When the Jumpstart Our Business Startups (JOBS) Act was signed by President Obama on April 5, 2012, it opened the door for the Securities and Exchange Commission (SEC) to change many of the regulations regarding how companies can raise money and how they file information for an Initial Public Offering (IPO). While these changes were introduced with the intention of helping small businesses raise the capital they need to be successful and therefore help to jumpstart the U.S. economy, many of these clauses put accountants and other financial professionals on edge. The law creates various loopholes and the limits to the protections for investors.
How the Crowdfunding option is Influencing Company Eecisions
According to the JOBS Act, companies can use crowdfunding to help raise money for their business. Crowdfunding involves raising smaller amounts of money from large numbers of investors to generate considerable revenue. Companies are now permitted to raise up to $1 million from any given investor before they need to release significant information about the revenue.
In response to these changes, many companies have noticed the distinct advantage of being a C corporation over an S corporation in the current climate. Since S corporations have limits in the number of investors they can use, they will not be able to make use of the crowdfunding option as much as a C corporation. The minimal financial disclosure required by those using this crowdfunding option means that potential investors will have even less information about the company that they currently take for granted.

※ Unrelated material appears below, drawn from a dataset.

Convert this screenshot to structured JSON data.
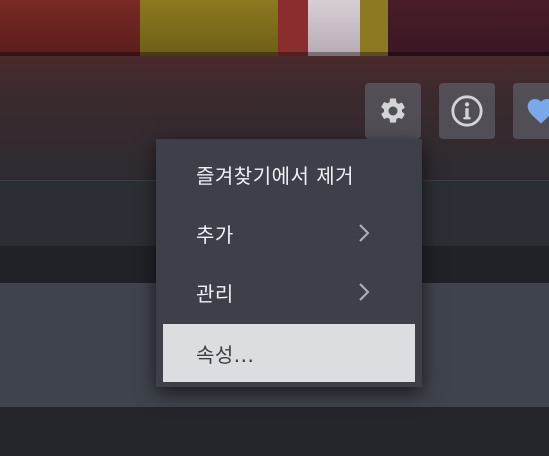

How the New Law Affects IPO Filings
When Groupon filed for their IPO, publicly released information about their reported profits and expenses quickly generated considerable conversation that resulted in the SEC forcing the company to revise some of their accounting measurements, which reduced their reported revenue by a significant amount. The debacle was caused by some attempts by the company to use interesting accounting practices to make the numbers appear more appealing for investors. Accountants are concerned that the new IPO regulations, which allow companies to file IPO drafts privately with the SEC, may make the situation more common.
If the drafts submitted to the SEC are submitted privately, the public will not know the numbers used until the filing goes public, which increases the risk of questionable accounting practices slipping under the radar. Those who defend the act say that Groupon is an anomaly, rather than the rule. Those involved in the investing market, however, point out that companies today are filing for an IPO earlier, and with less assets, than in the past. This means that should companies go under, investors will have even fewer protections.
While most agree that the JOBS Act was passed with the best intentions of giving the economy an extra boost, the potentially unforeseen consequences for investors and the transparency of the entire investment procedure is enough to give many pause. Those involved in accounting and other financial sectors should carefully review the law to be sure they are adequately prepared to handle the changes that are already influencing the market.